The president, who is behind in the polls, later held a second Nevada event, his first fully indoor rally in months, outraging state officials who warned it violated coronavirus restrictions.
Asked later if he had been worried about coronavirus spreading through the crowd in the Las Vegas suburb of Henderson, Mr Trump said: ‘I’m on a stage and it’s very far away.

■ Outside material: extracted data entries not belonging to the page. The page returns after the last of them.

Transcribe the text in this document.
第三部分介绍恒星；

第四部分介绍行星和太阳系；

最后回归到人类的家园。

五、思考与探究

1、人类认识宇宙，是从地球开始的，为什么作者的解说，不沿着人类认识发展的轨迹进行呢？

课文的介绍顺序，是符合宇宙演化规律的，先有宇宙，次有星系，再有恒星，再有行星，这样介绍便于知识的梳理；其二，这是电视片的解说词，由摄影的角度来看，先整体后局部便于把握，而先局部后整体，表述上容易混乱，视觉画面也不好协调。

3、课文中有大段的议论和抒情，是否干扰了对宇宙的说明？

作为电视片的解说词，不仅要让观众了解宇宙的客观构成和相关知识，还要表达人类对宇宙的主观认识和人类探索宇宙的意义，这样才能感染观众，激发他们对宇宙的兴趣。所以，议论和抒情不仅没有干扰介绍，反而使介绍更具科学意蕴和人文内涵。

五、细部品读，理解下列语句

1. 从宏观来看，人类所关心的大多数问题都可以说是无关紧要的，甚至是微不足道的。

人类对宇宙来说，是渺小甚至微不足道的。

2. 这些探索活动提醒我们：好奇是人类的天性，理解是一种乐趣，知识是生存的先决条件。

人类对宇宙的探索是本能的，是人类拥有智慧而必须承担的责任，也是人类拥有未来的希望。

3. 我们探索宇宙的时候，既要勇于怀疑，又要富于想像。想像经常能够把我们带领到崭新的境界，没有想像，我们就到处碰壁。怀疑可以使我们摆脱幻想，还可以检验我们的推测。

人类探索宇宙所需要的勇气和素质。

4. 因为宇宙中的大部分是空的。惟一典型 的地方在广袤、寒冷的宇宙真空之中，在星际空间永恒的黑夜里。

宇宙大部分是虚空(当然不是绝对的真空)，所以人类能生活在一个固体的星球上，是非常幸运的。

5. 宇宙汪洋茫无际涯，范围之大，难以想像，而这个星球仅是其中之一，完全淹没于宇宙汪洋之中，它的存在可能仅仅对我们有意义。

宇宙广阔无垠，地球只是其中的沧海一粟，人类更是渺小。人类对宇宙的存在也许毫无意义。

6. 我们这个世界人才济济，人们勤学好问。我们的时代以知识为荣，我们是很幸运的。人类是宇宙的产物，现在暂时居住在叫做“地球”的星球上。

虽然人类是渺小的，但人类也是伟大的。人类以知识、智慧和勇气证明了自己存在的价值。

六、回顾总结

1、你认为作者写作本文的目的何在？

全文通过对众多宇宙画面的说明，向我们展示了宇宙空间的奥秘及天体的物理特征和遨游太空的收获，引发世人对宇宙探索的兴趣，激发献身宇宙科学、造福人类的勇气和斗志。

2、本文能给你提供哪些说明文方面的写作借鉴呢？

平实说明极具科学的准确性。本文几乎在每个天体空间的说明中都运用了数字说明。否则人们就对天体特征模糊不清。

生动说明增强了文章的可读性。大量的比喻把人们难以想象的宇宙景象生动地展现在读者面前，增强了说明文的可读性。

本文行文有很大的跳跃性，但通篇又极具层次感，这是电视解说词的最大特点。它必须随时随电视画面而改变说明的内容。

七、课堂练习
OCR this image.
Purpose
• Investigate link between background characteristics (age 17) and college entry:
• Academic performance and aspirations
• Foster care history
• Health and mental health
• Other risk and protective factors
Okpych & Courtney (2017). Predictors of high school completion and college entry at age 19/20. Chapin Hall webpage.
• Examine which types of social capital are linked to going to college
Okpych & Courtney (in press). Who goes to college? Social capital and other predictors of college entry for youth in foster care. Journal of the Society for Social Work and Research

And so I’m not at all concerned.’
Governor Steve Sisolak tweeted that ‘President Donald Trump is taking reckless and selfish actions that are putting countless lives in danger here in Nevada.’
He added: ‘The president appears to have forgotten that this country is still in the middle of a global pandemic.’
Plans for the rally drew a rebuke from local authorities, who noted events with more than 50 people are not allowed due to Covid-19.
‘The city of Henderson has issued a compliance letter and verbal warning to the event organiser that the event as planned would be in direct violation of the governor’s Covid-19 emergency directives,’ city spokeswoman Kathleen Richards said.
Mr Trump used the event to applaud his own handling of the pandemic, which has killed nearly 195,000 Americans, the world’s highest toll.
‘We have done an incredible job, we get absolutely no credit for the job we have done,’ he told the crowd at the Xtreme Manufacturing facility, adding that his leadership had ‘saved millions of lives’.
The Trump campaign said temperature checks would be done at the door of the Nevada rally and attendees would be given face masks and encouraged to wear them, but few did so.
Mr Trump’s indoor rally in the Oklahoma city of Tulsa in June proved deeply controversial, with most attendees refusing to wear masks or engage in social distancing. Coronavirus cases jumped in Tulsa in the weeks after the rally.